製造職は「生産効率」や「不良率」など、従業員の仕事ぶりを定量的に評価しやすい職種です。したがって、評価コメントに具体的な数字を含めることで、評価理由に説得力を持たせられるでしょう。

また、「安全意識」や「課題解決力」などの定性的な要素も、コメントに残しておくとなおよいかもしれません。

▼【例文】製造職の上司コメント

生産ラインの最適化により、昨年度比で生産効率を10%改善し、稼働率を85%から93%に引き上げた点は大いに評価できる。また、課題解決力にも優れており、機械トラブルの際は迅速に原因を特定し、1日で正常稼働に戻した対応が印象的だった。
今後は不良率を改善し、さらなる生産性の向上を目指したい。

研究職のコメント例文

研究職は「特許の取得数」や「論文の被引用数」など、定量的な評価が比較的しやすい職種です。ただし、研究の分野・テーマによって難易度や成果の出やすさに大きな差があるため、定量的な評価指標だけでは公平・公正な評価は難しいでしょう。

したがって、「スケジュール管理能力」や「プレゼンテーションスキル」など、研究者として必須の定性的な要素も評価することが重要です。

▼【例文】研究職の上司コメント

新たな食品保存技術に関する特許を出願できた点は評価に値する。また、プレゼンテーション力にも優れており、社内発表では複雑な技術をわかりやすく説明し、参加者から高い評価を得ていた。今後は後輩社員の教育にも力を入れ、チーム全体の技術力向上に貢献してほしい。

企画職のコメント例文

ここでいう企画職とは、商品の企画・開発や広報・PR、営業企画などの業務が含まれます。

企画職には「費用対効果(ROI/投資収益率)」や「顧客満足度」など、定量的な評価指標がいくつか存在します。しかし、企画職の優劣を定量的な指標だけで判断するのは難しく、「独創性・革新性」や「データ分析力」、「コミュニケーション力」など、定性的な指標もチェックする必要があります。

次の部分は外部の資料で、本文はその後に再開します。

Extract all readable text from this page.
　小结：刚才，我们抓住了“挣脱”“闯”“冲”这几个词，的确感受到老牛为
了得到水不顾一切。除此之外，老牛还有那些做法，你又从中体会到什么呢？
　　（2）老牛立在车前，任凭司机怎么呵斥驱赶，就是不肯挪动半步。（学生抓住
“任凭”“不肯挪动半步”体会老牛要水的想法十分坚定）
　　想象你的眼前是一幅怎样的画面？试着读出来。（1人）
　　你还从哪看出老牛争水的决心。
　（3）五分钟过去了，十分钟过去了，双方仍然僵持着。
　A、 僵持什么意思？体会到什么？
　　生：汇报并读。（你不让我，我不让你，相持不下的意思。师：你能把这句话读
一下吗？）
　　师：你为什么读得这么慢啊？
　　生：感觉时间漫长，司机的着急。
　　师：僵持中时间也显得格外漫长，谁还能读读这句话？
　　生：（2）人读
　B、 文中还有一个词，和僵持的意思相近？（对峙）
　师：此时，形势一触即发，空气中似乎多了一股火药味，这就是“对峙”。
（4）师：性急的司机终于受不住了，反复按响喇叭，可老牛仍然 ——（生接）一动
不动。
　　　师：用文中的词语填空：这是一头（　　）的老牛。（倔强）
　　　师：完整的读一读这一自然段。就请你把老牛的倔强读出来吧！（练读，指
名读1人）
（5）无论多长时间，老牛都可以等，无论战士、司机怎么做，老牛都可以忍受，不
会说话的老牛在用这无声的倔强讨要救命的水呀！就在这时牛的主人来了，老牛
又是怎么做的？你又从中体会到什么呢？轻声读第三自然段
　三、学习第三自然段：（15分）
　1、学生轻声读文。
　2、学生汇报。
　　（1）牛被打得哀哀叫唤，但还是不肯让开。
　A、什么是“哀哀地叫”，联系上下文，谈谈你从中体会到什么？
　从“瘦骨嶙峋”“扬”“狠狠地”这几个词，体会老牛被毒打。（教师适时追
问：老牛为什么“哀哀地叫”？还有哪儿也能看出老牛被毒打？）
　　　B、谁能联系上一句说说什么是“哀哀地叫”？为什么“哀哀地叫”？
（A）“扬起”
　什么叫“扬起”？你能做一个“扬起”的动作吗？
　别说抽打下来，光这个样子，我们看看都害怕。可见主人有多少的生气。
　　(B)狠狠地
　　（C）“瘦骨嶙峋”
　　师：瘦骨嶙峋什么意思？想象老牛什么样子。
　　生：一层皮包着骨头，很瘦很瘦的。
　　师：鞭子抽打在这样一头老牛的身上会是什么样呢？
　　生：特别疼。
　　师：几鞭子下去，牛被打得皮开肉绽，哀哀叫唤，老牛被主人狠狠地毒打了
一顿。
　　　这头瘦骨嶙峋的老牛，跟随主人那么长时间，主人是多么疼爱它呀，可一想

したがって、評価コメントには定量的な要素と定性的な要素をバランスよく含めることが重要といえます。

▼【例文】企画職の上司コメント

戦略的なプランニングと優れたコミュニケーション力により、ブランド認知度の向上に大いに貢献した。とくに新製品「エナジードリンクX」のキャンペーンでは、インフルエンサーとの効果的なコラボレーションでオンライン上の消費者反響を大きく引き出し、SNSフォロワー数を35%増加させることに成功した。今後の課題としては、効果測定の精度向上が挙げられる。具体的なKPIを設定し、それをリアルタイムで追跡する仕組みを構築することで、PR活動のROIをさらに明確にし、戦略を最適化することが求められる。

まとめ

人事評価における上司コメントの効果的な書き方について、例文も交えて解説しました。

人事評価の上司コメントでは、具体的な評価理由を述べることで、部下の評価に対する納得感を高めることができます。また部下にとっても、上司コメントによって自身の強みや改善点を認識できれば、その後のキャリアの方向性が定めやすくなるでしょう。

本記事で紹介したポイントをふまえて、上司コメントを有効活用し、優秀な人材の育成・定着に役立ててください。